Kernel >= 6.4.0-150600.23.30

Feb 26 15:23:52 hostname kernel: cdc_ether 3-11.1:1.0 eth0: register 'cdc_ether' at usb-0000:00:14.0-11.1, CDC Ethernet Device, 52:14:32:fb:9e:5d

These are from the same system using the same terminal, I can just up/downgrade the kernel and it will cause/fix the issue. It’s the same on different systems and terminals.

I’ve ruled out some basics, like the L/A bit in the MAC address on the is set correctly which as far as I know tells the kernel it should be called usbX rather than ethX. I’ve also tried using RNDIS instead of ECM but it behaves the same way.

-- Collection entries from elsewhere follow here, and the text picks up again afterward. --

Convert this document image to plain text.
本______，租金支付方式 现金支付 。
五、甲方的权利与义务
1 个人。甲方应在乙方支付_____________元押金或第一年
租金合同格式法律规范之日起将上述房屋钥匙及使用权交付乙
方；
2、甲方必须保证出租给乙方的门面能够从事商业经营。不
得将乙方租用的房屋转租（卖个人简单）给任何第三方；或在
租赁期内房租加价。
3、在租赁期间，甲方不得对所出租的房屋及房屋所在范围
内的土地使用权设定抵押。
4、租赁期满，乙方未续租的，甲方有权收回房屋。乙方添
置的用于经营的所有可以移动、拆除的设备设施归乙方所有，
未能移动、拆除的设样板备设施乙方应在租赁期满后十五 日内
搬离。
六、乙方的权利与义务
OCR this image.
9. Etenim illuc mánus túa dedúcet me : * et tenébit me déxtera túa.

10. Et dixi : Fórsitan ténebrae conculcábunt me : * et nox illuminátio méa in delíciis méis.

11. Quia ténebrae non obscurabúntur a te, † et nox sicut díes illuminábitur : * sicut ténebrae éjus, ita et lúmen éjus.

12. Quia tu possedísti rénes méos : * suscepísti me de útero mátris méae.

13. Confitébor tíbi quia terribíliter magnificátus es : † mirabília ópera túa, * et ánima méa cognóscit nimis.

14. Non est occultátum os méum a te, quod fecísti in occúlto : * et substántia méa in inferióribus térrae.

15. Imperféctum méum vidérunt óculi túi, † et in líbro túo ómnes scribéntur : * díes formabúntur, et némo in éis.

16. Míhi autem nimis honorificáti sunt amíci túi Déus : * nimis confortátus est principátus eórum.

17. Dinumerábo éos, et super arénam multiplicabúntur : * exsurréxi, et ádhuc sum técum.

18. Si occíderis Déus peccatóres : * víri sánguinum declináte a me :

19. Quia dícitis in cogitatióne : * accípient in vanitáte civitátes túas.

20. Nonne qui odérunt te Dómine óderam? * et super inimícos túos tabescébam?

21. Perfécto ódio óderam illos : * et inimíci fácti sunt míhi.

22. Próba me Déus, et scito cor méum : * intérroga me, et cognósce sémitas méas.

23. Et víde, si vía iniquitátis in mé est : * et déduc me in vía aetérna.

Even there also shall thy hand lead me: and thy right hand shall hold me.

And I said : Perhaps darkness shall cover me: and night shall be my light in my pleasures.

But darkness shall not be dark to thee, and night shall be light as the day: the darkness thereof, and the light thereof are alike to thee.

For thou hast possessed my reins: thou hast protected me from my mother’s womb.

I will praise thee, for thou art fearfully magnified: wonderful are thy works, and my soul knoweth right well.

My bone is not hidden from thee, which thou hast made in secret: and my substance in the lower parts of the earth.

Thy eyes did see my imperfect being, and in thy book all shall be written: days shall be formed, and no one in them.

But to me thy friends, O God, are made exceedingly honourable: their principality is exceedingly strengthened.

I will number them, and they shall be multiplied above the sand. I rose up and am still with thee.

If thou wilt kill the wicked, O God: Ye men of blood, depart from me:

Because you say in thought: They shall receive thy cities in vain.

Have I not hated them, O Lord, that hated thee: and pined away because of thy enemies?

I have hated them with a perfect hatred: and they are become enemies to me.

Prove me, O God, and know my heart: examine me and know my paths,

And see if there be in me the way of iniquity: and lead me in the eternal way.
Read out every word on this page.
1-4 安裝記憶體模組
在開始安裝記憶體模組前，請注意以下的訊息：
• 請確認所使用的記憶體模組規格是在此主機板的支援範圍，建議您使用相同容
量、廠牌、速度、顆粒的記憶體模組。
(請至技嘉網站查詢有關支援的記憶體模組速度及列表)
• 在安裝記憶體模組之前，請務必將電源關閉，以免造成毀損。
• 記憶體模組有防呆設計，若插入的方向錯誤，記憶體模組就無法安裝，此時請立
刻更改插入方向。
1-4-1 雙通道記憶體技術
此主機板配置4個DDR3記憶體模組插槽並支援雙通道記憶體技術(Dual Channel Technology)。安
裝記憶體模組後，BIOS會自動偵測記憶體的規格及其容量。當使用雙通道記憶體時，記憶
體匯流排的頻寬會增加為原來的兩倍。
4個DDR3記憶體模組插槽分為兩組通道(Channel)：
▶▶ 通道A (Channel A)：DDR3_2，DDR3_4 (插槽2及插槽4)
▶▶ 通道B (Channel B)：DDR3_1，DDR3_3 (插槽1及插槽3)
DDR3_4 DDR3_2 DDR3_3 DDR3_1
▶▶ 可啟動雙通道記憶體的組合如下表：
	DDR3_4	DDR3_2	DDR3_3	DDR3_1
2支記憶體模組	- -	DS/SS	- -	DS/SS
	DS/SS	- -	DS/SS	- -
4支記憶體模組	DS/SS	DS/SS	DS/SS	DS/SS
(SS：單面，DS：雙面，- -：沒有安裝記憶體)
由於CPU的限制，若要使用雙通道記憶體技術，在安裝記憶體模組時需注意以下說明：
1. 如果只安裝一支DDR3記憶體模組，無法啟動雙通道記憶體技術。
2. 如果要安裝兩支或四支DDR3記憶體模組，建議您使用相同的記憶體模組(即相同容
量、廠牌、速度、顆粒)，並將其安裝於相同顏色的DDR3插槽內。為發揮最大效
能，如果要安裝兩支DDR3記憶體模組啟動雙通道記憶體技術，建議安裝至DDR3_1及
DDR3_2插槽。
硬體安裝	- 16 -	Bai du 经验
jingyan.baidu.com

I guess my next step will be to compile my own kernel and see where that takes me, and having some udev rules in place from the start to rename the USB interface so something else entirely should be able to work it out I imagine, but I figured I’d ask if anyone has any clue what might have caused this, seeing as it’s hardly a major kernel update.
Speaking of, I also sat down with a pkgdiff between kernels .25 and .30 and couldn’t find anything that seemed related, some crypto stuff with Poly1305 and some NVMe changes.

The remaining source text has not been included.